Arama

Paul Gauguin - Tek Mesaj #4

Daisy-BT - avatarı
Daisy-BT
Ziyaretçi
14 Ağustos 2011       Mesaj #4
Daisy-BT - avatarı
Ziyaretçi

Paul Gauguin

Doğum: 1848, Paris
Ölüm: 1903, Atuona/Markiz Adaları
Fransız ressam.

Yedi yaşına kadar Peru'da yaşadı. Fransa'ya dönünce ailesiyle birlikte Orleans'a yerleşti. On yedi yaşına gelince miço oldu. Yirmi üç yaşında Paris Borsası'nda bir işe girdi. Amatör olarak resimler de yapıyordu. 1873'te Danimarkalı Sophie Gad ile evlendi. Bu arada Camille Pissarro ile yakınlık kurdu. Bu sıralarda yaptığı suluboya resimleri önemli bir özellik göstermez. 1883'te kendini resme vermek amacıyla işinden ayrıldı, karısını ve dört çocuğunu Danimarka'da bırakarak oğlu Clovis ile birlikte Paris'e döndü. Afiş asıcılığı yaparak geçimini sağlamak zorunda kaldı.
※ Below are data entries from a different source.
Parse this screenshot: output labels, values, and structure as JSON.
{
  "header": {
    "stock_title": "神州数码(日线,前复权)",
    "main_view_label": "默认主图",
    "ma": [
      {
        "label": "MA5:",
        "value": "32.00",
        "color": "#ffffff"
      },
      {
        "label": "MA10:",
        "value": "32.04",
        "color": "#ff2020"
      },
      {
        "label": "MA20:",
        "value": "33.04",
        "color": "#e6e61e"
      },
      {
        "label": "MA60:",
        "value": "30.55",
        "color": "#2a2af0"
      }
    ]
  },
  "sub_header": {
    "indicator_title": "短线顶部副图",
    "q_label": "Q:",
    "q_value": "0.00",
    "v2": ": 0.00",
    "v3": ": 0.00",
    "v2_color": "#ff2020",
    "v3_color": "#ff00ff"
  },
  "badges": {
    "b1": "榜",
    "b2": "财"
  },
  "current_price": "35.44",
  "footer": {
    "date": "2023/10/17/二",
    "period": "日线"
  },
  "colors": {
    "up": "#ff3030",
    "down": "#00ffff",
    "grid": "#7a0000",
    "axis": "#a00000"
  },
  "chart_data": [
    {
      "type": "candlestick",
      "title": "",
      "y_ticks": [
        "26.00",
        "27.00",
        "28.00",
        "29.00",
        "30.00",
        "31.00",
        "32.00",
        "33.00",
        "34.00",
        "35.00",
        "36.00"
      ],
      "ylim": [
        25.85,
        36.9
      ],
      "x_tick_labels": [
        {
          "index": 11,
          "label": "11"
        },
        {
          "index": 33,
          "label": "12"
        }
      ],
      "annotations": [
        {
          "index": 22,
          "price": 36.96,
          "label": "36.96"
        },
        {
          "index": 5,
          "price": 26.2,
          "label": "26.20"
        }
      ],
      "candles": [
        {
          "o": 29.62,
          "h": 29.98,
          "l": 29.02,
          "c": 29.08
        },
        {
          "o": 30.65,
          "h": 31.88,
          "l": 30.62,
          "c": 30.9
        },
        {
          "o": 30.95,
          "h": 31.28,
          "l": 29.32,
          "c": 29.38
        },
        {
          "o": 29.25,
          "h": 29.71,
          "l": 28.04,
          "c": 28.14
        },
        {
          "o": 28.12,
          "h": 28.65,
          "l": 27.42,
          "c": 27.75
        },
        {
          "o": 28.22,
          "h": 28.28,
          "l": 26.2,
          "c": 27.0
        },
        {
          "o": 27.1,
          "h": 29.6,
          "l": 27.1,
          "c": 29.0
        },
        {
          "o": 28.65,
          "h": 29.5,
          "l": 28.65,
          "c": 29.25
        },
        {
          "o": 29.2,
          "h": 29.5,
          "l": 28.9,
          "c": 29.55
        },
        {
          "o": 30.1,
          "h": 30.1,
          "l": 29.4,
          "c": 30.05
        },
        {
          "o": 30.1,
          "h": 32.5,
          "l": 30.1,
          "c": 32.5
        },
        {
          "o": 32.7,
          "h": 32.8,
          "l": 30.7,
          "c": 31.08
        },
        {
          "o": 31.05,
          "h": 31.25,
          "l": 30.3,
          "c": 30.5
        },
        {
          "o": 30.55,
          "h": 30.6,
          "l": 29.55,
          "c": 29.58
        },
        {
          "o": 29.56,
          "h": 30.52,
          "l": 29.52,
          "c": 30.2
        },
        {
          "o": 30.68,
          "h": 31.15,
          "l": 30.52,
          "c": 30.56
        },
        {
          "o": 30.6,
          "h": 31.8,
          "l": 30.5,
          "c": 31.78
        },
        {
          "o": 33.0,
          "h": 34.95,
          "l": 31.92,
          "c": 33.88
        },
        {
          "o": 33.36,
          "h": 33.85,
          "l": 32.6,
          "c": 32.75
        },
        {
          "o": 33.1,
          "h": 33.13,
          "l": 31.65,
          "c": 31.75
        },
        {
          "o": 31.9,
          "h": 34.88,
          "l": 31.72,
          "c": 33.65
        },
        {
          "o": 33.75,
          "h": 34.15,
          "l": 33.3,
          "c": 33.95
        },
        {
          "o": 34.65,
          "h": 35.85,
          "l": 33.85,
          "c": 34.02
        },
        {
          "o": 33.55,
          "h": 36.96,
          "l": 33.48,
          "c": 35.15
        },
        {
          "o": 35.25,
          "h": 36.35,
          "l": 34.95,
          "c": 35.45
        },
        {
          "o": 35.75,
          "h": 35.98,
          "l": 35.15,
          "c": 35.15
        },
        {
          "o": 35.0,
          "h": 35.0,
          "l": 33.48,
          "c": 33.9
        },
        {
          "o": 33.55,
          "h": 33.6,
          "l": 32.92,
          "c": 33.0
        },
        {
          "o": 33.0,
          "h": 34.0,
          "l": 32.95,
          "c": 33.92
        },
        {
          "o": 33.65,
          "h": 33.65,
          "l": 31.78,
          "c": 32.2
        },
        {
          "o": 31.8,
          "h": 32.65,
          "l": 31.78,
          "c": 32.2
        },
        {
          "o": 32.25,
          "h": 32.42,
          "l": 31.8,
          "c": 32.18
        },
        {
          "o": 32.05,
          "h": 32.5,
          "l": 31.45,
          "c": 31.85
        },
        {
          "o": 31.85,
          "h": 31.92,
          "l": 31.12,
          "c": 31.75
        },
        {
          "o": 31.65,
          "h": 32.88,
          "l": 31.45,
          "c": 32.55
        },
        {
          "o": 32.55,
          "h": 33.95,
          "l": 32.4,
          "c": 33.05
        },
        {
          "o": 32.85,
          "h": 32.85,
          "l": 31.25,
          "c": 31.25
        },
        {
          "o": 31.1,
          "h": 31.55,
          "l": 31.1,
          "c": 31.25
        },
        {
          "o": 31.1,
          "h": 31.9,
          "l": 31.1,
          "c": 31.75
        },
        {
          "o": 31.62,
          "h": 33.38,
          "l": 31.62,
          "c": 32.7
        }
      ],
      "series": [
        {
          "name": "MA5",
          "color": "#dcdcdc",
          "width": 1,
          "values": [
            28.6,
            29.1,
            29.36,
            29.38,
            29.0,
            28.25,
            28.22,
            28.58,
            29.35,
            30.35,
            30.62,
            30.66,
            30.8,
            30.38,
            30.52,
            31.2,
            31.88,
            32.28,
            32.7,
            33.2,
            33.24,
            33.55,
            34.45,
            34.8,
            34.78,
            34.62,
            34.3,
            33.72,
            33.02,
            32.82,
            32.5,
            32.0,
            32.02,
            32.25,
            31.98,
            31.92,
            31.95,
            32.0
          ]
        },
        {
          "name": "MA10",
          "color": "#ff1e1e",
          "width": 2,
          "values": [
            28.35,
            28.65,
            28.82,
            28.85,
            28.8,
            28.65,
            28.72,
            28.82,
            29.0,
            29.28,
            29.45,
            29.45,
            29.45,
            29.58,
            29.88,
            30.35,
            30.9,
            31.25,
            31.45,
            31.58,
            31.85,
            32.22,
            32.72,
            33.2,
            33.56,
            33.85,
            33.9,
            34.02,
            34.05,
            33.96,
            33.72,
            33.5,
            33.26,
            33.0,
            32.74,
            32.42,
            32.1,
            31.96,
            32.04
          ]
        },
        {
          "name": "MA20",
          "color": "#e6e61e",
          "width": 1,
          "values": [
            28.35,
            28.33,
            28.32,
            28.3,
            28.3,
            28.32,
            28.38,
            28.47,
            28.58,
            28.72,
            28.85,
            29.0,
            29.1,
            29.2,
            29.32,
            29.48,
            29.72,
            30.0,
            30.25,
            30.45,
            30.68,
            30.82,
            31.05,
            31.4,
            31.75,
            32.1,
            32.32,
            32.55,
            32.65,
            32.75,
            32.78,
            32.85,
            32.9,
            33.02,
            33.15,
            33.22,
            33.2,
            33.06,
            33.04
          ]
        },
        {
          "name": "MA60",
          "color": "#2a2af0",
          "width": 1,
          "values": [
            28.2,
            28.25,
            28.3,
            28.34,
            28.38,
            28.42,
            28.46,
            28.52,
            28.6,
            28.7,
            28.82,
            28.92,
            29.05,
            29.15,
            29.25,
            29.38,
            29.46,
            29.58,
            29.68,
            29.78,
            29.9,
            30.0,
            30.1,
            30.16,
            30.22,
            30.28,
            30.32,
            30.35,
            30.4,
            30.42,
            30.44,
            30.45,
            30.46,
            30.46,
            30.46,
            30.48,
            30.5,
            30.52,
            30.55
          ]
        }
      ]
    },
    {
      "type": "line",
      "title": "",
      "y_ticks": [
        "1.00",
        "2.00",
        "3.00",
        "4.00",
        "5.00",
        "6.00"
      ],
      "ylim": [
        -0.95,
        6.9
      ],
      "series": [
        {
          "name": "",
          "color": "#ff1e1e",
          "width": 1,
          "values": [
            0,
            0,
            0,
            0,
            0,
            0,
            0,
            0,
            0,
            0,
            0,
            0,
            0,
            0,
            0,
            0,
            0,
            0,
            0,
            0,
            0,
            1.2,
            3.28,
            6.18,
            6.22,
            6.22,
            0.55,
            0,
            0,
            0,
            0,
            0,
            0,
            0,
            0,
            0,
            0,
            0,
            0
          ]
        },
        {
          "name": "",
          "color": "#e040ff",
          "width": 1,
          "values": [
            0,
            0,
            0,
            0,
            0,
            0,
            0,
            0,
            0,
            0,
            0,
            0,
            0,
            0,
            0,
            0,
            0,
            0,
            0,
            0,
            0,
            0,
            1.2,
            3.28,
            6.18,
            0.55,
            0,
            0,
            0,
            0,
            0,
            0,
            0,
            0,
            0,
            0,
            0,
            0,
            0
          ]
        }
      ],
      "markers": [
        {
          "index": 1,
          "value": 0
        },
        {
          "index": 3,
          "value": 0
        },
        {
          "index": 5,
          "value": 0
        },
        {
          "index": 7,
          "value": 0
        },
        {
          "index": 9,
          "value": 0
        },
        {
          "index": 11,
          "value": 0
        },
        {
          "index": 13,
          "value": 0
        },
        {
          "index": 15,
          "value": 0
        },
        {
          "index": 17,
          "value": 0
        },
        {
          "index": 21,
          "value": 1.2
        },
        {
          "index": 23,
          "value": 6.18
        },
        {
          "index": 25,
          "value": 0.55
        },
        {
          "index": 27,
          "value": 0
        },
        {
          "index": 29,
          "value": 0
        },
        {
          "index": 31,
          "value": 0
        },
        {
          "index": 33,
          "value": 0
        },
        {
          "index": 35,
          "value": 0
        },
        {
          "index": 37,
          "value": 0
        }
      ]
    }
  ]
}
1886'da resim yapmak için birkaç arkadaşıyla Pont-Aven (Bretagne)e gitti. Pont-Aven Okulu bu yolculukta doğdu. 1887'de ressam Charles Laval ile Panama'ya ve Martinique'e bir yolculuk yaptı. Sonra Paris'e döndü. Orada Van Gogh ile tanıştı. Onun çağrısına uyarak Arles'a gitti. İki sanatçı arasında geçen üzücü olaylar sonunda, Gauguin ölümden kurtulunca Bretagna'ya döndü. Bu dönemde (1889-1890) Gauguin, etrafında toplanan sekiz ressamlık bir grubun (Pont - Aven Okulu) başkanı oldu. Onlarla birlikte izlenimciliğe karşı çıkarak bireşimci ve simgeci bir sanata yöneldi. "Sarı İsa" (1889) adlı tablosunu yaptı. Müzayede ile satılan otuz tablosundan elde ettiği parayla Tahiti'ye gitti. Orada yerlilerin hayatını yaşadı, dillerini öğrendi. Bu yerlilerle, yaşadıkları çevreyi ve başka yerlerden edindiği uzak ülke izlenimlerini sanatında malzeme olarak kullandı.

Resimlerindeki biçimleri yassıltma eğiliminde olan Gauguin parlak renkli, özenle işlenmiş bir goblen etkisi yaratan tablolar yaptı. Bu dönemde yaptığı tablolar arasında "İ Raro te Oviri", (Tahitili Kadınlar) ve "Tahiti Manzarası" (1891) en ilgi çekici olanlarıdır. Hasta ve çaresizlik içinde miras işleri için 1893'te Paris'e dönen Gauguin, Tahiti'de yaptığı tabloları sergiledi. Büyük ilgi topladı. 1895'te yeniden Tahiti'ye gitti. Geçimsizliği ve düzensiz yaşayışı yüzünden bu kez oradaki yöneticileri kendine düşman etti. Hastalık, sefalet, parasızlık, yalnızlık, hapse girmek gibi durumlara karşın, bu son dönem en güzel, en olgun yapıtlarını verdi: "Oraan Maria" (Selam Sana Maria, 1897), "Faa İheihe" (Pastoral, 1898), "Beyaz At" (1898), "Nereden Geliyoruz? Kimiz? Nereye Gidiyoruz?" (1899), "Kırmızı Çiçekli Göğüsler" (1899).

Markiz Adaları'nın en ıssızı olan Fatu-Hiva'ya sığındı, orada Atuona köyünde yalnızlık içinde öldü. Gauguin özellikle çiğrenkçileri (fovistler) ve dışavurumcuları (ekspresyonistler) etkilemiştir.